Shut up, auditd!

Posted on ma 11 januari 2021 in misc

Audit logging

(Happy 2021, may it be better than 2020!)

On my tiny, Raspberry Pi based Fedora systems, I have a lot of audit messages in my journal. And I mean a lot, I mean like over 50,000 over the course of 9 days. That's over 5,500 per day. Or, to put it plainly: too many.1

Jan 02 12:20:31 system.domain.lan audit[1]: SERVICE_STOP pid=1 uid=0 auid=4294967295 ses=4294967295 subj=system_u:system_r:init_t:s0 msg='unit=someunit comm="systemd" exe="/usr/lib/systemd/systemd" hostname=? addr=? te [...]
Jan 02 12:20:51 system.domain.lan audit[471147]: CRYPTO_KEY_USER pid=471147 uid=0 auid=4294967295 ses=4294967295 subj=system_u:system_r:sshd_t:s0-s0:c0.c1023 msg='op=destroy kind=server fp=SHA256:77:39:df:9f:00:00:00:0 [...] 
Jan 02 12:20:51 system.domain.lan audit[471147]: USER_LOGIN pid=471147 uid=0 auid=4294967295 ses=4294967295 subj=system_u:system_r:sshd_t:s0-s0:c0.c1023 msg='op=login acct="(unknown)" exe="/usr/sbin/sshd" hostname=? ad [...]

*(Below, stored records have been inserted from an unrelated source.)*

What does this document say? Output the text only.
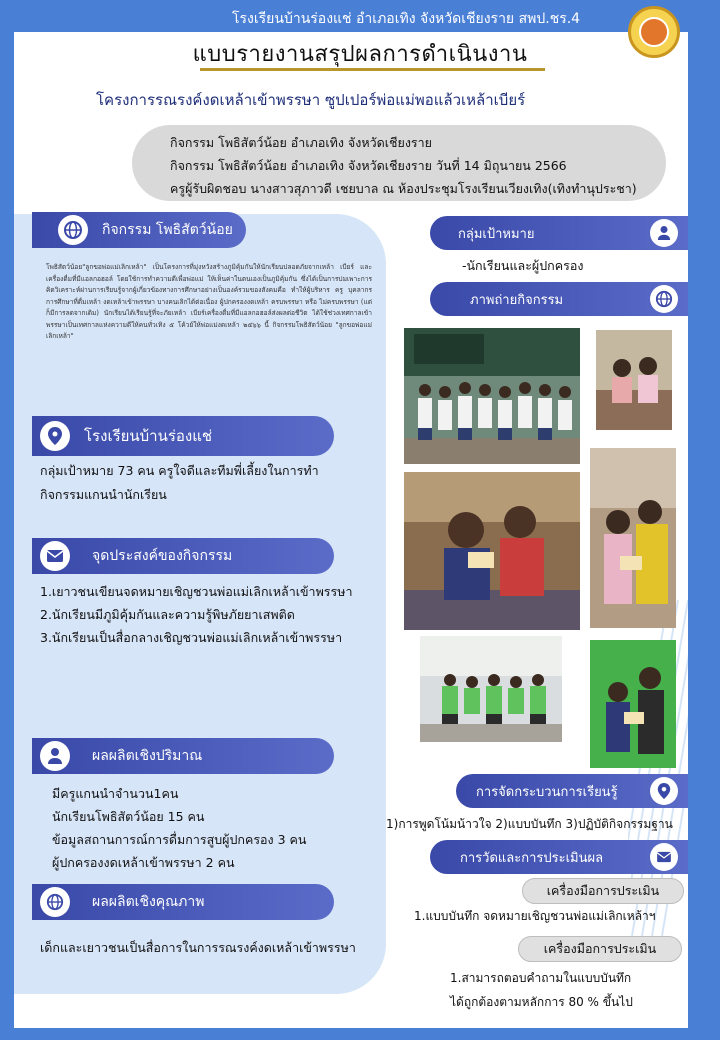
โรงเรียนบ้านร่องแช่ อำเภอเทิง จังหวัดเชียงราย สพป.ชร.4
แบบรายงานสรุปผลการดำเนินงาน
โครงการรณรงค์งดเหล้าเข้าพรรษา ซูปเปอร์พ่อแม่พอแล้วเหล้าเบียร์
กิจกรรม โพธิสัตว์น้อย อำเภอเทิง จังหวัดเชียงราย
กิจกรรม โพธิสัตว์น้อย อำเภอเทิง จังหวัดเชียงราย วันที่ 14 มิถุนายน 2566
ครูผู้รับผิดชอบ นางสาวสุภาวดี เชยบาล ณ ห้องประชุมโรงเรียนเวียงเทิง(เทิงทำนุประชา)
กิจกรรม โพธิสัตว์น้อย
โพธิสัตว์น้อย"ลูกขอพ่อแม่เลิกเหล้า" เป็นโครงการที่มุ่งหวังสร้างภูมิคุ้มกันให้นักเรียนปลอดภัยจากเหล้า เบียร์ และเครื่องดื่มที่มีแอลกอฮอล์ โดยใช้การทำความดีเพื่อพ่อแม่ ให้เห็นค่าในตนเองเป็นภูมิคุ้มกัน ซึ่งได้เป็นการบ่มเพาะการคิดวิเคราะห์ผ่านการเรียนรู้จากผู้เกี่ยวข้องทางการศึกษาอย่างเป็นองค์รวมของสังคมคือ ทำให้ผู้บริหาร ครู บุคลากรการศึกษาที่ดื่มเหล้า งดเหล้าเข้าพรรษา บางคนเลิกได้ต่อเนื่อง ผู้ปกครองงดเหล้า ครบพรรษา หรือ ไม่ครบพรรษา (แต่ก็มีการลดจากเดิม) นักเรียนได้เรียนรู้ที่จะภัยเหล้า เบียร์เครื่องดื่มที่มีแอลกอฮอล์ส่งผลต่อชีวิต ได้ใช้ช่วงเทศกาลเข้าพรรษาเป็นเทศกาลแห่งความดีให้คนทั่วเทิง ๕ โค้วย์ให้พ่อแม่งดเหล้า ๒๕๖๖ นี้ กิจกรรมโพธิสัตว์น้อย "ลูกขอพ่อแม่เลิกเหล้า"
โรงเรียนบ้านร่องแช่
กลุ่มเป้าหมาย 73 คน ครูใจดีและทีมพี่เลี้ยงในการทำ
กิจกรรมแกนนำนักเรียน
จุดประสงค์ของกิจกรรม
1.เยาวชนเขียนจดหมายเชิญชวนพ่อแม่เลิกเหล้าเข้าพรรษา
2.นักเรียนมีภูมิคุ้มกันและความรู้พิษภัยยาเสพติด
3.นักเรียนเป็นสื่อกลางเชิญชวนพ่อแม่เลิกเหล้าเข้าพรรษา
ผลผลิตเชิงปริมาณ
มีครูแกนนำจำนวน1คน
นักเรียนโพธิสัตว์น้อย 15 คน
ข้อมูลสถานการณ์การดื่มการสูบผู้ปกครอง 3 คน
ผู้ปกครองงดเหล้าเข้าพรรษา 2 คน
ผลผลิตเชิงคุณภาพ
เด็กและเยาวชนเป็นสื่อการในการรณรงค์งดเหล้าเข้าพรรษา
กลุ่มเป้าหมาย
-นักเรียนและผู้ปกครอง
ภาพถ่ายกิจกรรม
การจัดกระบวนการเรียนรู้
1)การพูดโน้มน้าวใจ 2)แบบบันทึก 3)ปฏิบัติกิจกรรมฐาน
การวัดและการประเมินผล
เครื่องมือการประเมิน
1.แบบบันทึก จดหมายเชิญชวนพ่อแม่เลิกเหล้าฯ
เครื่องมือการประเมิน
1.สามารถตอบคำถามในแบบบันทึก
ได้ถูกต้องตามหลักการ 80 % ขึ้นไป
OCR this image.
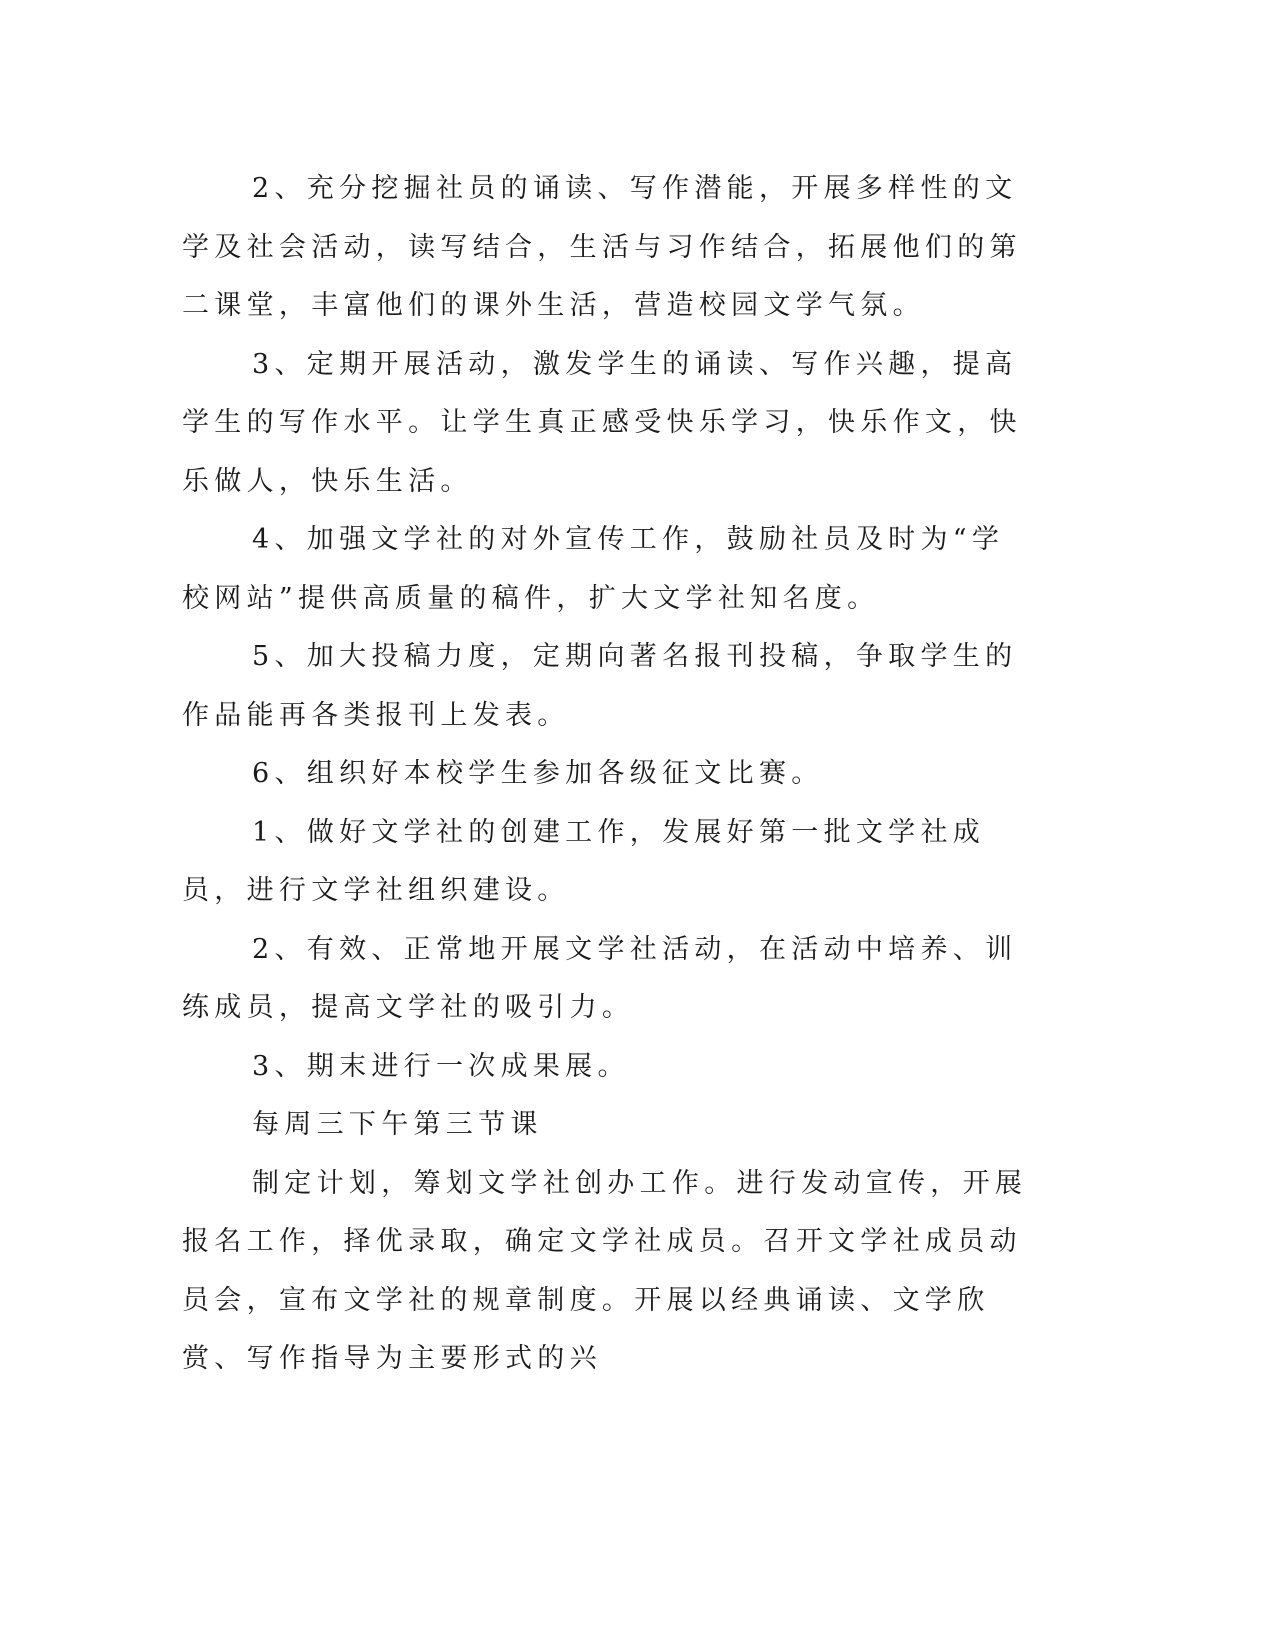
2、充分挖掘社员的诵读、写作潜能，开展多样性的文学及社会活动，读写结合，生活与习作结合，拓展他们的第二课堂，丰富他们的课外生活，营造校园文学气氛。

3、定期开展活动，激发学生的诵读、写作兴趣，提高学生的写作水平。让学生真正感受快乐学习，快乐作文，快乐做人，快乐生活。

4、加强文学社的对外宣传工作，鼓励社员及时为“学校网站”提供高质量的稿件，扩大文学社知名度。

5、加大投稿力度，定期向著名报刊投稿，争取学生的作品能再各类报刊上发表。

6、组织好本校学生参加各级征文比赛。

1、做好文学社的创建工作，发展好第一批文学社成员，进行文学社组织建设。

2、有效、正常地开展文学社活动，在活动中培养、训练成员，提高文学社的吸引力。

3、期末进行一次成果展。

每周三下午第三节课

制定计划，筹划文学社创办工作。进行发动宣传，开展报名工作，择优录取，确定文学社成员。召开文学社成员动员会，宣布文学社的规章制度。开展以经典诵读、文学欣赏、写作指导为主要形式的兴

These logs take up space and consume resources that are scarse on a Raspberry Pi. Therefore, I set off to disable them.

/etc/systemd/journald.conf

The first thing I tried is setting Audit=no in /etc/systemd/journald.conf, but that didn't work. As man 5 journald.conf says:

Note that this option does not control whether systemd-journald collects generated audit
records, it just controls whether it tells the kernel to generate them. This means if
another tool turns on auditing even if systemd-journald left it off, it will still
collect the generated messages.

The audit socket

The audit messages originate from the Linux kernel audit framework. In order to quiet them down, you can pass audit=0 to the kernel at boot time. This prevents the kernel from logging and the systemd-journald-audit.socket unit from starting up. That means no more audit log messages in my journal.

Configuring grub

Just open /etc/default/grub and append audit=0 to the line that starts with GRUB_CMDLINE_LINUX. Regenerate your grub.cfg with the following command:

WARNING: You really need to verify whether (a) your grub.cfg is in the same location as mine2, and (b) whether this command doesn't do anything funky on your system. A broken grub.cfg will render your system unbootable!! Make sure you at least have a backup of the original grub.cfg.

sudo grub2-mkconfig -o /boot/efi/EFI/fedora/grub.cfg

Now reboot your system. That should do it.


  1. I do understand there is a purpose to these messages, and that not everyone should disable them. I also understand that I might have been artificially increasing the number of log messages by using monit to check on running services. 

  2. It should be if you are on a UEFI system, but check anyway.